Whether you’re a backpack-every-weekend adventurer or take a more-casual approach to your love of the outdoors, you might wonder if there’s a way to integrate your fancy for fresh air and nature-filled views into your academic life at college and even your future career. And, while Colorado State’s location can certainly help keep your feet on the dirt path, so can its academic choices. Here are four majors that spend a lot of time beyond the four walls of classrooms and out in the Rocky Mountain wilderness.
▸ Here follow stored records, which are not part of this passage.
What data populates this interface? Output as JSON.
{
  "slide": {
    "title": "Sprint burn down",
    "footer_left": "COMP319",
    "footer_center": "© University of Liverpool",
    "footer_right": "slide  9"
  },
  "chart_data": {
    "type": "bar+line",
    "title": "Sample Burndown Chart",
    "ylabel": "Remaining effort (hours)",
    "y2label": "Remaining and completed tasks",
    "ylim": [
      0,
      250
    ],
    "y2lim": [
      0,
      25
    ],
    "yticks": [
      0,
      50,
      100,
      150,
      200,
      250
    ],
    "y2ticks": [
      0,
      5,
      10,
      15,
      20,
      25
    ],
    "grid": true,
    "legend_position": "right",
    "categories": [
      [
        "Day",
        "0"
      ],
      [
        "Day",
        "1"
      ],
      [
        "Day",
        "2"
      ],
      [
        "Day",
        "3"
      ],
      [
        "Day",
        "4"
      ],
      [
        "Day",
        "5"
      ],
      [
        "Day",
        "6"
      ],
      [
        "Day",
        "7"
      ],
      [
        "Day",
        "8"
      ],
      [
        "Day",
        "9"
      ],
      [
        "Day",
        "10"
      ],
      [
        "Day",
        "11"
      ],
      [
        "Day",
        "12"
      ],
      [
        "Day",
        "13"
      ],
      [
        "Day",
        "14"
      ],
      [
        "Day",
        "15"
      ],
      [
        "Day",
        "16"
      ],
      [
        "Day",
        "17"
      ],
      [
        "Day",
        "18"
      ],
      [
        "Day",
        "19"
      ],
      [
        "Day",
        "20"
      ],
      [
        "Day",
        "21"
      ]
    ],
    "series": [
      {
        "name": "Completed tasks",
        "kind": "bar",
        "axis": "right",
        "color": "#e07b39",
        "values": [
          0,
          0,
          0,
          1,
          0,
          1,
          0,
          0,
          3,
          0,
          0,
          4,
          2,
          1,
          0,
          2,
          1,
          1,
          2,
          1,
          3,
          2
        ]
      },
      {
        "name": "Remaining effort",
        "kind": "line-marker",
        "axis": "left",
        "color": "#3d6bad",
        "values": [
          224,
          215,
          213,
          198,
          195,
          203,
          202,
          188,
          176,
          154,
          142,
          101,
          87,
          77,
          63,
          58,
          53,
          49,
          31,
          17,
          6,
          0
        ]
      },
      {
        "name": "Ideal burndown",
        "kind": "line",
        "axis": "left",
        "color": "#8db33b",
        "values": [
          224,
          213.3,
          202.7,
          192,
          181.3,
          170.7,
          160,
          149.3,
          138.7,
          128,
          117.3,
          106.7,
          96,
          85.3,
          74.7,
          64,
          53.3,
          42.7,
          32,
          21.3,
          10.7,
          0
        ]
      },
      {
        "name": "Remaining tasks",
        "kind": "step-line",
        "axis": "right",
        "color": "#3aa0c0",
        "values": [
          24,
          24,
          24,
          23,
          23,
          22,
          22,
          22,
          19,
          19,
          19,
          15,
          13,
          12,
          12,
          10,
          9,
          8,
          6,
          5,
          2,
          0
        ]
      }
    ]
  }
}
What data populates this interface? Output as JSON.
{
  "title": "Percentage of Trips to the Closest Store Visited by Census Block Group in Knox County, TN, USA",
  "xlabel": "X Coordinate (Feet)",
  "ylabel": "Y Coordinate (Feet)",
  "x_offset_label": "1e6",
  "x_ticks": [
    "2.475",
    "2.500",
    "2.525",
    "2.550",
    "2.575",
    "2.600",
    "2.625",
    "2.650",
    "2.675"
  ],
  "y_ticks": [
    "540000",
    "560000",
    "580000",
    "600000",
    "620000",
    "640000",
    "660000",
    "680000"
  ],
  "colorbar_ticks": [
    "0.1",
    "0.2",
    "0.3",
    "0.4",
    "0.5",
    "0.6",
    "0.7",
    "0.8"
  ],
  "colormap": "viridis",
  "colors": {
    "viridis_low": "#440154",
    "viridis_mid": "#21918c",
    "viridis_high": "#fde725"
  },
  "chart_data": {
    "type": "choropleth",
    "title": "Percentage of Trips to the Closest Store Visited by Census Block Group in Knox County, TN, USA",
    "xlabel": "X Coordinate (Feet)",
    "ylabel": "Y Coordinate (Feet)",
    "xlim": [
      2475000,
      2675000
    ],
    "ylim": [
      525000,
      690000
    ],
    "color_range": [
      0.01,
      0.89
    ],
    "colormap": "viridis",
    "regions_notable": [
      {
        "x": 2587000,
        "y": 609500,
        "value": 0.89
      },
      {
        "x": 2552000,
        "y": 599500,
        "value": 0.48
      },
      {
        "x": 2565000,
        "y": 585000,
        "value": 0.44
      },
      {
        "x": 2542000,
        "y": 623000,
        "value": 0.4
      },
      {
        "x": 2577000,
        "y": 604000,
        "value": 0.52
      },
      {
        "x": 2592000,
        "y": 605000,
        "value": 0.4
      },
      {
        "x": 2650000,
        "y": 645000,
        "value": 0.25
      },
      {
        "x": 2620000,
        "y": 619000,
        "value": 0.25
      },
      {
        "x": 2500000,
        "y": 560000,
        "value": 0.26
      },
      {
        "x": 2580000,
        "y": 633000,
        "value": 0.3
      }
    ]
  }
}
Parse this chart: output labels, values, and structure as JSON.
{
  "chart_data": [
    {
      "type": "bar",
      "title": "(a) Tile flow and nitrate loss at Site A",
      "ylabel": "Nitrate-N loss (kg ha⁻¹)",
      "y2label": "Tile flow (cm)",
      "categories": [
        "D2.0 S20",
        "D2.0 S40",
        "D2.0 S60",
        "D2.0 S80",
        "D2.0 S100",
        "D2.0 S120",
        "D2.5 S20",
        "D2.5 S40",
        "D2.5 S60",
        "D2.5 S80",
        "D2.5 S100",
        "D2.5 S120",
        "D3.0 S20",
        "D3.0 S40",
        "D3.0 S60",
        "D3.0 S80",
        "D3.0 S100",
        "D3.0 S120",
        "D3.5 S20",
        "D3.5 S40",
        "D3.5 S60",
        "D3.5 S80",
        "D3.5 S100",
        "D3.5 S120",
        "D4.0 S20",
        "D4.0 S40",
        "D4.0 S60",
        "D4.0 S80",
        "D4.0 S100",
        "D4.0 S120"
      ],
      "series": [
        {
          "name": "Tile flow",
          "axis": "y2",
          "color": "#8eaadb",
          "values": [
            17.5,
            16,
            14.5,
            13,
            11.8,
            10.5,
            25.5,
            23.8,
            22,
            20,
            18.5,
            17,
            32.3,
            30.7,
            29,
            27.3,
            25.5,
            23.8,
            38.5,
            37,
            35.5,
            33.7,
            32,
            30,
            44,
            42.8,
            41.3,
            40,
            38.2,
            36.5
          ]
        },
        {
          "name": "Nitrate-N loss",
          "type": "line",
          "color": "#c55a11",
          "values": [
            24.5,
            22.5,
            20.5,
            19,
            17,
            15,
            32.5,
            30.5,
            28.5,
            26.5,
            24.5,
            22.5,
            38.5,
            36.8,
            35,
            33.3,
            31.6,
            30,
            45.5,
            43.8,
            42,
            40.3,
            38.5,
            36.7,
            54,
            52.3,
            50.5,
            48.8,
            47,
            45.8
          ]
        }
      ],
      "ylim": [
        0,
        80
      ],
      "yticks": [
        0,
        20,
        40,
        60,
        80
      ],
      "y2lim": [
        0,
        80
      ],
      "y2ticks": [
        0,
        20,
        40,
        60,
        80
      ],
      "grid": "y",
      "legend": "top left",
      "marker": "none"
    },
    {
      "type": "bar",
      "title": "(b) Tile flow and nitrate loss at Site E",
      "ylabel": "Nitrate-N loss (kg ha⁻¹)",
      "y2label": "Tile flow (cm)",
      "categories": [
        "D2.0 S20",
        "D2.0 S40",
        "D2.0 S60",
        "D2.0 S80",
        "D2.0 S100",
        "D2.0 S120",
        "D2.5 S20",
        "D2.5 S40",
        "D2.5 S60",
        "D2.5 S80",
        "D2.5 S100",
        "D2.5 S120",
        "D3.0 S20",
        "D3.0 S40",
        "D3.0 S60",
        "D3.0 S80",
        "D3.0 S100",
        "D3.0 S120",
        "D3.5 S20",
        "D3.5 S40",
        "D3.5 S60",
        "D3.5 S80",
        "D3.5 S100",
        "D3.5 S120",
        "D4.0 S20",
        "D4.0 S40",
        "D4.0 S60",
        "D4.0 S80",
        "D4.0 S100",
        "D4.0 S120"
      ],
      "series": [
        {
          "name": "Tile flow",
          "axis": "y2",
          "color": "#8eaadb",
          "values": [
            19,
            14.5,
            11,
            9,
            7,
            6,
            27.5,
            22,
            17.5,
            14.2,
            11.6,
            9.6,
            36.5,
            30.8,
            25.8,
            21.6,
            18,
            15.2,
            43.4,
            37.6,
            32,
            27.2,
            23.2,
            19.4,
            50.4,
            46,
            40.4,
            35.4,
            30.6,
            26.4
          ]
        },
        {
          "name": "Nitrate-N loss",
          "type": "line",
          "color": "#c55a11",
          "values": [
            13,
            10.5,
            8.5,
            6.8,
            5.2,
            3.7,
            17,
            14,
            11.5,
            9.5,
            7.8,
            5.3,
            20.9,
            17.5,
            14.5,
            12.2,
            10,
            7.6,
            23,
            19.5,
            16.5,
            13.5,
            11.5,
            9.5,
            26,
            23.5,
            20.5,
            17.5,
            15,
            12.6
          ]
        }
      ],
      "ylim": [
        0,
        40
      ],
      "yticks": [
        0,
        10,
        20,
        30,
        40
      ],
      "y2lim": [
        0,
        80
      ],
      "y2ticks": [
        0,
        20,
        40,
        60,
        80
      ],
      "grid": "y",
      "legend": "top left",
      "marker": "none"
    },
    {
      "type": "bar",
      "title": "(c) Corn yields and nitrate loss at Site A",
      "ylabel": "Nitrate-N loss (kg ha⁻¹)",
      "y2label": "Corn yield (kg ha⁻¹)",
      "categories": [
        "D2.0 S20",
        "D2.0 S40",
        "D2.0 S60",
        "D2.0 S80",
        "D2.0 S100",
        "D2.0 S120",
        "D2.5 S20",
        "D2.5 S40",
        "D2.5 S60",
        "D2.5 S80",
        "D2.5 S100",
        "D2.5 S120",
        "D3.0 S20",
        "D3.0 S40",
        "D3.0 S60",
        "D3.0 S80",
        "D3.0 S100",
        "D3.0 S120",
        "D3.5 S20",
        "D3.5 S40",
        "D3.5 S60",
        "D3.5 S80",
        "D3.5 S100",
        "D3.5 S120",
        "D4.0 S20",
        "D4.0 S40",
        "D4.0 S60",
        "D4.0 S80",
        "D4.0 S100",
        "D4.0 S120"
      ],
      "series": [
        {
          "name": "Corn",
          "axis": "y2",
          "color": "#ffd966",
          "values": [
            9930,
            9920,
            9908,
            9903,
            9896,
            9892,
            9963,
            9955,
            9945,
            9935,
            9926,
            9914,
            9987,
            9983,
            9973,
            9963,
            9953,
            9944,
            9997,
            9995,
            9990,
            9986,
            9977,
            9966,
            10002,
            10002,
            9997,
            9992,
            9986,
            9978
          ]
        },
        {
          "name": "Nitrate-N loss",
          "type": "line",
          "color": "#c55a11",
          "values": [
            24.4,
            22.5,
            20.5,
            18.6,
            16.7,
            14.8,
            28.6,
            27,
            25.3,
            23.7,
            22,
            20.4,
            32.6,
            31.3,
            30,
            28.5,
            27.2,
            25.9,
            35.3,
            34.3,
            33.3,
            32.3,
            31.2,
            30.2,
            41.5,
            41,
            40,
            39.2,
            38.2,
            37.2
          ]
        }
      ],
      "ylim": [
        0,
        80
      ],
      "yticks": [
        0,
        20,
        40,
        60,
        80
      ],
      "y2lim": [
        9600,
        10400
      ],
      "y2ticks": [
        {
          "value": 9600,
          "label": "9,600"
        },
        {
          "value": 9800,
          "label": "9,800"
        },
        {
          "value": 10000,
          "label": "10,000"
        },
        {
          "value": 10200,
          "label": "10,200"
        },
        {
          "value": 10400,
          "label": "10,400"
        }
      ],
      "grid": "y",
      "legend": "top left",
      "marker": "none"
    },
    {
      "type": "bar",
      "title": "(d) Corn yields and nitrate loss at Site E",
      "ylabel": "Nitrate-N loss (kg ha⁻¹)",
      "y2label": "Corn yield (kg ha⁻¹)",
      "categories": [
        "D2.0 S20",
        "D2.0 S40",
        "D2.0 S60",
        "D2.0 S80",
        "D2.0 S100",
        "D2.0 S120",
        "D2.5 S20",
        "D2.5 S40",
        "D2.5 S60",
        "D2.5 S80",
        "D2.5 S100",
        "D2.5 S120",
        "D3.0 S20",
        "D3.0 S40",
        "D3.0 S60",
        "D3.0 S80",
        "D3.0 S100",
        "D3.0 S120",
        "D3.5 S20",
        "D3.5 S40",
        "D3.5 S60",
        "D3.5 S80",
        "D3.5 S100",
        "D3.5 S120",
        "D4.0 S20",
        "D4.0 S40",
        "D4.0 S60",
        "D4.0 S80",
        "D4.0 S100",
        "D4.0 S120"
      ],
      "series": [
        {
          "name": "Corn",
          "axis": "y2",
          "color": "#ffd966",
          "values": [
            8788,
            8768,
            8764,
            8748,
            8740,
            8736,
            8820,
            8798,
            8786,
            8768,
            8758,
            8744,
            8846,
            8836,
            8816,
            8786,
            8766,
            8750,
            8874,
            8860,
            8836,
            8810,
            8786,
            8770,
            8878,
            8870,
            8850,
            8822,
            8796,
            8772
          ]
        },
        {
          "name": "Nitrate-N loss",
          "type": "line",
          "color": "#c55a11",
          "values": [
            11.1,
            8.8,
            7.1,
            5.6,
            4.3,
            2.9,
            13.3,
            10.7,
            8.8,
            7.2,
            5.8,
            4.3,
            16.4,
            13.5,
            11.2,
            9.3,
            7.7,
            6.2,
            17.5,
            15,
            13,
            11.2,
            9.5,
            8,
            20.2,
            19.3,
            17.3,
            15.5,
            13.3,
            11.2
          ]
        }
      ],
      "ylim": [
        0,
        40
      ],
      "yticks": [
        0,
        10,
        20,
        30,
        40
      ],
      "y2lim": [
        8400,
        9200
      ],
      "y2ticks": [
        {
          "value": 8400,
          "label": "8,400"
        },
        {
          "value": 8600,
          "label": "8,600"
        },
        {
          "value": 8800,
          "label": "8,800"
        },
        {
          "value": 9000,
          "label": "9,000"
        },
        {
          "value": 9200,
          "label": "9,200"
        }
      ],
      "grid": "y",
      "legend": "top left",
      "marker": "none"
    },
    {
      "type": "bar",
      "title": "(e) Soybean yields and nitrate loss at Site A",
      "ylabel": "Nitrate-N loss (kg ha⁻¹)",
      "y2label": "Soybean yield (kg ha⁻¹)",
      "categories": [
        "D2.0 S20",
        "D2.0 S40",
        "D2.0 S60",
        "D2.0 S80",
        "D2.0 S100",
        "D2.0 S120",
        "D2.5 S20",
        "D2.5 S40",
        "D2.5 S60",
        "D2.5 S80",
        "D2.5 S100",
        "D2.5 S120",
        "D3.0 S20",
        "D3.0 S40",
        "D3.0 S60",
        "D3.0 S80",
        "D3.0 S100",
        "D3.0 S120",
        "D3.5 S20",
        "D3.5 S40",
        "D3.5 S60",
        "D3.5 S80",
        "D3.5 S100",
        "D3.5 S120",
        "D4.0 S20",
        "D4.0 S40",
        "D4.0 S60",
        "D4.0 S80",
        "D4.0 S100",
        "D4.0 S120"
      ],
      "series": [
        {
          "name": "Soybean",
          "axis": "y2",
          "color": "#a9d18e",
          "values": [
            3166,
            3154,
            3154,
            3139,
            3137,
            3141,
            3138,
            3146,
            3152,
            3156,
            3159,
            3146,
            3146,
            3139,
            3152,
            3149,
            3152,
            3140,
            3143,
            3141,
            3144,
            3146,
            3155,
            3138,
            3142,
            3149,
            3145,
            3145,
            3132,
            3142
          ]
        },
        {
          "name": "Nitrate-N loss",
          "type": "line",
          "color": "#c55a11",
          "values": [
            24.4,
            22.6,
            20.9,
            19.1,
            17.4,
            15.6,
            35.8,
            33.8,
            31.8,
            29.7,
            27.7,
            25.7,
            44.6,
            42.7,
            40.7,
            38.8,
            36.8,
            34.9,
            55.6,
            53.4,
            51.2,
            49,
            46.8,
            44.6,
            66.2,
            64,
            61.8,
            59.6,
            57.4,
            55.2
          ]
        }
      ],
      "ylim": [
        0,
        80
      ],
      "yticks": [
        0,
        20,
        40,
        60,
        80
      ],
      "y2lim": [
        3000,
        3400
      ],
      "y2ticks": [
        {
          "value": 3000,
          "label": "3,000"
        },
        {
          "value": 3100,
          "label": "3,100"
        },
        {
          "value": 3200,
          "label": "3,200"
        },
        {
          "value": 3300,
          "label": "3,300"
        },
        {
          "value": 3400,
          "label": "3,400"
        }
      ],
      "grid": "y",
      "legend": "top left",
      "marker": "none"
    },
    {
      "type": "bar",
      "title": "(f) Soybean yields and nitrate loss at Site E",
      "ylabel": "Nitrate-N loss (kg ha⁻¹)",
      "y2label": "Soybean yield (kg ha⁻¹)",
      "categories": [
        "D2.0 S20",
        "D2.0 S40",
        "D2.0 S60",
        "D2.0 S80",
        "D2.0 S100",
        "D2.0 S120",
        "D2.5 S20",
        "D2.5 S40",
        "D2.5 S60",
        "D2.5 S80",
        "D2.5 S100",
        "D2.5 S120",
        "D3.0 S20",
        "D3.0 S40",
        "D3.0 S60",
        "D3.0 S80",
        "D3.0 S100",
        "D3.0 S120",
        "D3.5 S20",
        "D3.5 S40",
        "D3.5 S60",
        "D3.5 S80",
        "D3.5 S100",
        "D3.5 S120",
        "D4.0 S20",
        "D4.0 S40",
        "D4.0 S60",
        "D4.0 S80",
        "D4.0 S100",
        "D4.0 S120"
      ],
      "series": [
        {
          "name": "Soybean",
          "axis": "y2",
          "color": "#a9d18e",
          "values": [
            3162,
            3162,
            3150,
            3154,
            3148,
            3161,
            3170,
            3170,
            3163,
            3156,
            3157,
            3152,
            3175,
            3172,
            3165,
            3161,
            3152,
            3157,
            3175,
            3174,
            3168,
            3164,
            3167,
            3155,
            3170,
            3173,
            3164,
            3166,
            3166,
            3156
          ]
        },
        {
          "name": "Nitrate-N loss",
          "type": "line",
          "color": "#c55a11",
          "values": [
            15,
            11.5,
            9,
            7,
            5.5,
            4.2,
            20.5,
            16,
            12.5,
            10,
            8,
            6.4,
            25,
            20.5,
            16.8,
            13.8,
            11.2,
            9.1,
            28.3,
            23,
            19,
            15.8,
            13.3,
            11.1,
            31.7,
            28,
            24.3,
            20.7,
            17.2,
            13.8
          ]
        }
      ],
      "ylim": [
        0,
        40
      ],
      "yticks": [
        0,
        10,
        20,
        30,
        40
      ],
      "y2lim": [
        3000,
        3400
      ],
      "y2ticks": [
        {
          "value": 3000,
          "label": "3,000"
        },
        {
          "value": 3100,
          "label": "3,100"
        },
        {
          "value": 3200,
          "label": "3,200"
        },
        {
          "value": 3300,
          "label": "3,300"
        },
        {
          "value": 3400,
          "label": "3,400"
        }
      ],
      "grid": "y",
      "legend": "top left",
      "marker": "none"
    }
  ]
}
You might be surprised to hear that Geology majors do a lot more than just looks at rocks and sediments in labs. At CSU, Geology majors get a field-oriented approach to learning, which basically means you’ll be outside the classroom often. Geology majors have multiples courses with labs that take them into the Rocky Mountains, the nearby foothills, and along the rivers and creeks of Colorado to study erosion, mineral deposits, and even why mountains and volcanoes formed. Depending on which concentration you decide to pursue within the major, you’ll have other opportunities to explore locations associated with Hydrogeology (groundwater locations), Environmental Geology (surface-level research locations), and Geophysics (mining and petroleum locations). You will also attend a summer field camp in your final year.
#2. Restoration Ecology
When you major in Restoration Ecology, you’ll be a part of a community that’s passionate about addressing and helping to heal the lands damaged by intensive human use and resource extraction such as mining, deforestation, and land fragmentation. Restoration Ecology majors spend much of their lab time in the outdoors doing just this — learning how to properly restore and rehabilitate altered ecosystems. In your initial classes you might find yourself in the hills identifying native plant life, and later in your curriculum, you may be exploring the Rocky Mountains while planting trees to replace ones cut or burned from fires. In addition, you’ll have multiple opportunities to take field courses at the CSU Mountain Campus and even study abroad to explore restoration efforts throughout the world.
#3. Fish, Wildlife, and Conservation Biology
If you think you’ll be spending time along creeks and rivers as a Fish, Wildlife, and Conservation Biology major, you’d be right … and a little wrong. Fish, Wildlife, and Conservation Biology majors take courses and labs that take them to waterways, fields, mountains, and beyond to learn. Depending on the concentration you choose, you might end up in a variety of outdoor settings, however. Conservation Biology students might spend more time in the field focusing on the systems that support conservation of wildlife, such as soils, water, forests, and geology). Wildlife Biology students might go to areas where they can observe and research habitats of birds, deer and elk, bears and wolves, and more. Students in Fisheries and Aquatic Sciences will not only learn and research along waterways, but might find themselves wading in to take samples. Lastly, every student in the major will complete a summer field course at the CSU Mountain Campus.
#4. Forest and Rangeland Stewardship
As one of the most outdoors-focused academic programs at CSU, the Forest and Rangeland Stewardship major offers many opportunities to explore and learn in beyond the classroom and campus. In the major, you’ll take multiple courses at the CSU Mountain Campus, where you’ll learn how to understand and manage animal, soil, water, and vegetation resources on lands that carpet much of the earth’s ground. There are five concentrations to choose from, each offering field work and learning on site in their specific academic areas within the nearby forests and forested areas throughout the state. In addition to a required summer field course, students in forestry concentrations will take additional two-week field courses to focus on forestry field measurements.